Death and dying are a part of the life cycle, but children might lack the cognitive competence to comprehend how it occurs and how to cope with the occurrence. Unlike adults, children require considerable support to overcome the reality of the death of a loved one. Children’s confrontation with death depends on a child’s age (Corr, Corr, & Doka, 2018). Researchers reveal that during the early stages of their cognitive development, children might be largely unbothered by death, which they view as reversible and avoidable (Rosengren, Gutiérrez, & Schein, 2014). They tend to be emotionally affected depending on the reaction of the adults around them. As they grow up, they learn about the definiteness and inevitability of death (Renaud, Engarhos, Schleifer, & Talwar, 2015). The differences affirm that the understanding of the concept of death depends on children’s cognitive and perceptive stage. However, other researchers indicate that the environment or culture in which a child grows also affects the concept of death.

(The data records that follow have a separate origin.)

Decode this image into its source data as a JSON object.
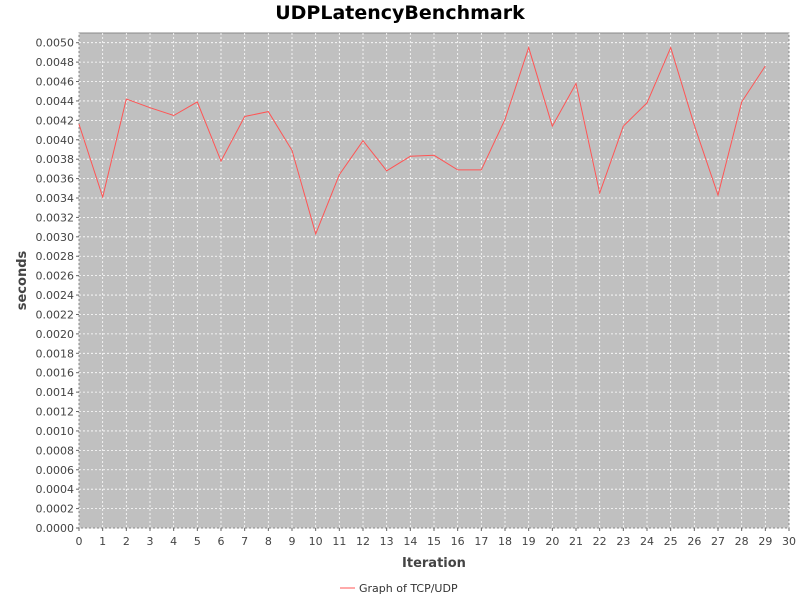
{
  "chart_data": {
    "type": "line",
    "title": "UDPLatencyBenchmark",
    "xlabel": "Iteration",
    "ylabel": "seconds",
    "xlim": [
      0,
      30
    ],
    "ylim": [
      0,
      0.0051
    ],
    "x_ticks": [
      0,
      1,
      2,
      3,
      4,
      5,
      6,
      7,
      8,
      9,
      10,
      11,
      12,
      13,
      14,
      15,
      16,
      17,
      18,
      19,
      20,
      21,
      22,
      23,
      24,
      25,
      26,
      27,
      28,
      29,
      30
    ],
    "y_ticks": [
      "0.0000",
      "0.0002",
      "0.0004",
      "0.0006",
      "0.0008",
      "0.0010",
      "0.0012",
      "0.0014",
      "0.0016",
      "0.0018",
      "0.0020",
      "0.0022",
      "0.0024",
      "0.0026",
      "0.0028",
      "0.0030",
      "0.0032",
      "0.0034",
      "0.0036",
      "0.0038",
      "0.0040",
      "0.0042",
      "0.0044",
      "0.0046",
      "0.0048",
      "0.0050"
    ],
    "grid": true,
    "legend_position": "bottom",
    "plot_background": "#c0c0c0",
    "series": [
      {
        "name": "Graph of TCP/UDP",
        "color": "#ff5555",
        "x": [
          0,
          1,
          2,
          3,
          4,
          5,
          6,
          7,
          8,
          9,
          10,
          11,
          12,
          13,
          14,
          15,
          16,
          17,
          18,
          19,
          20,
          21,
          22,
          23,
          24,
          25,
          26,
          27,
          28,
          29
        ],
        "values": [
          0.00416,
          0.00341,
          0.00442,
          0.00433,
          0.00425,
          0.00439,
          0.00378,
          0.00424,
          0.00429,
          0.00389,
          0.00303,
          0.00364,
          0.00399,
          0.00368,
          0.00383,
          0.00384,
          0.00369,
          0.00369,
          0.00421,
          0.00495,
          0.00414,
          0.00458,
          0.00345,
          0.00414,
          0.00438,
          0.00495,
          0.00415,
          0.00343,
          0.00439,
          0.00476
        ]
      }
    ]
  }
}
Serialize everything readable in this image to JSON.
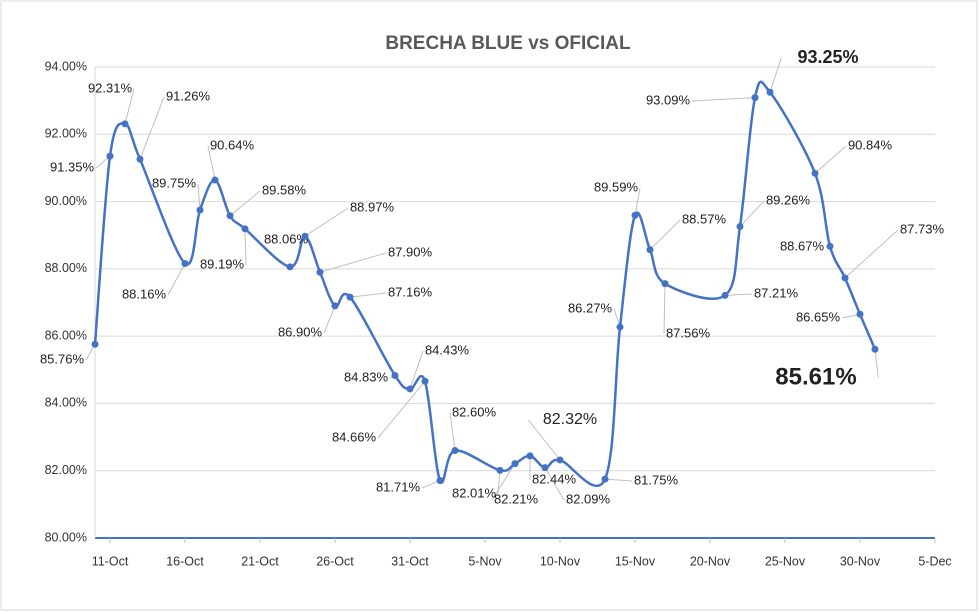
{
  "chart_data": {
    "type": "line",
    "title": "BRECHA BLUE vs OFICIAL",
    "x": [
      "10-Oct",
      "11-Oct",
      "12-Oct",
      "13-Oct",
      "16-Oct",
      "17-Oct",
      "18-Oct",
      "19-Oct",
      "20-Oct",
      "23-Oct",
      "24-Oct",
      "25-Oct",
      "26-Oct",
      "27-Oct",
      "30-Oct",
      "31-Oct",
      "1-Nov",
      "2-Nov",
      "3-Nov",
      "6-Nov",
      "7-Nov",
      "8-Nov",
      "9-Nov",
      "10-Nov",
      "13-Nov",
      "14-Nov",
      "15-Nov",
      "16-Nov",
      "17-Nov",
      "21-Nov",
      "22-Nov",
      "23-Nov",
      "24-Nov",
      "27-Nov",
      "28-Nov",
      "29-Nov",
      "30-Nov",
      "1-Dec"
    ],
    "series": [
      {
        "name": "Brecha",
        "color": "#4472c4",
        "values": [
          85.76,
          91.35,
          92.31,
          91.26,
          88.16,
          89.75,
          90.64,
          89.58,
          89.19,
          88.06,
          88.97,
          87.9,
          86.9,
          87.16,
          84.83,
          84.43,
          84.66,
          81.71,
          82.6,
          82.01,
          82.21,
          82.44,
          82.09,
          82.32,
          81.75,
          86.27,
          89.59,
          88.57,
          87.56,
          87.21,
          89.26,
          93.09,
          93.25,
          90.84,
          88.67,
          87.73,
          86.65,
          85.61
        ],
        "value_labels": [
          "85.76%",
          "91.35%",
          "92.31%",
          "91.26%",
          "88.16%",
          "89.75%",
          "90.64%",
          "89.58%",
          "89.19%",
          "88.06%",
          "88.97%",
          "87.90%",
          "86.90%",
          "87.16%",
          "84.83%",
          "84.43%",
          "84.66%",
          "81.71%",
          "82.60%",
          "82.01%",
          "82.21%",
          "82.44%",
          "82.09%",
          "82.32%",
          "81.75%",
          "86.27%",
          "89.59%",
          "88.57%",
          "87.56%",
          "87.21%",
          "89.26%",
          "93.09%",
          "93.25%",
          "90.84%",
          "88.67%",
          "87.73%",
          "86.65%",
          "85.61%"
        ]
      }
    ],
    "xlim": [
      "10-Oct",
      "5-Dec"
    ],
    "xticks": [
      "11-Oct",
      "16-Oct",
      "21-Oct",
      "26-Oct",
      "31-Oct",
      "5-Nov",
      "10-Nov",
      "15-Nov",
      "20-Nov",
      "25-Nov",
      "30-Nov",
      "5-Dec"
    ],
    "ylim": [
      80,
      94
    ],
    "yticks": [
      {
        "value": 80,
        "label": "80.00%"
      },
      {
        "value": 82,
        "label": "82.00%"
      },
      {
        "value": 84,
        "label": "84.00%"
      },
      {
        "value": 86,
        "label": "86.00%"
      },
      {
        "value": 88,
        "label": "88.00%"
      },
      {
        "value": 90,
        "label": "90.00%"
      },
      {
        "value": 92,
        "label": "92.00%"
      },
      {
        "value": 94,
        "label": "94.00%"
      }
    ],
    "grid": true
  }
}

In most situations, children originally approach death with inquisitiveness. However, they later develop emotions of fear, stress, and sorrow later in life as they develop cognitively and interact in their social environment (Corr, Corr, & Doka, 2018). Adults should understand the differences to learn how to speak to children at different ages about death and dying.
Summary and Conclusions
Research reveals interesting findings regarding the concept of death and its association with cognitive development. Generally, the comprehension of the concept depends on the age of a child. In terms of development, experts indicate that newborns lack an understanding of the concept of death. However, they can feel the absence and sentiments of sorrow in their surroundings. During infancy and preschool age, children are more cognitively developed and could perceive the concept of death in their environment. However, they are not adequately developed to understand its permanence and irreversibility. They might be convinced that the dead person will return to life. They perceive a state of sleep and inertia. Later, as children enter the school age, they become able to understand that death and its associated absence are permanent. They now know that once a person is dead, he or she leaves completely and never comes back. During adolescence, they are cognitively mature to understand what death means. The stages inform the need to learn effective approaches to talk about death to children of different ages. Generally, failure to support them appropriately can lead to internalizing behavior later in their lives.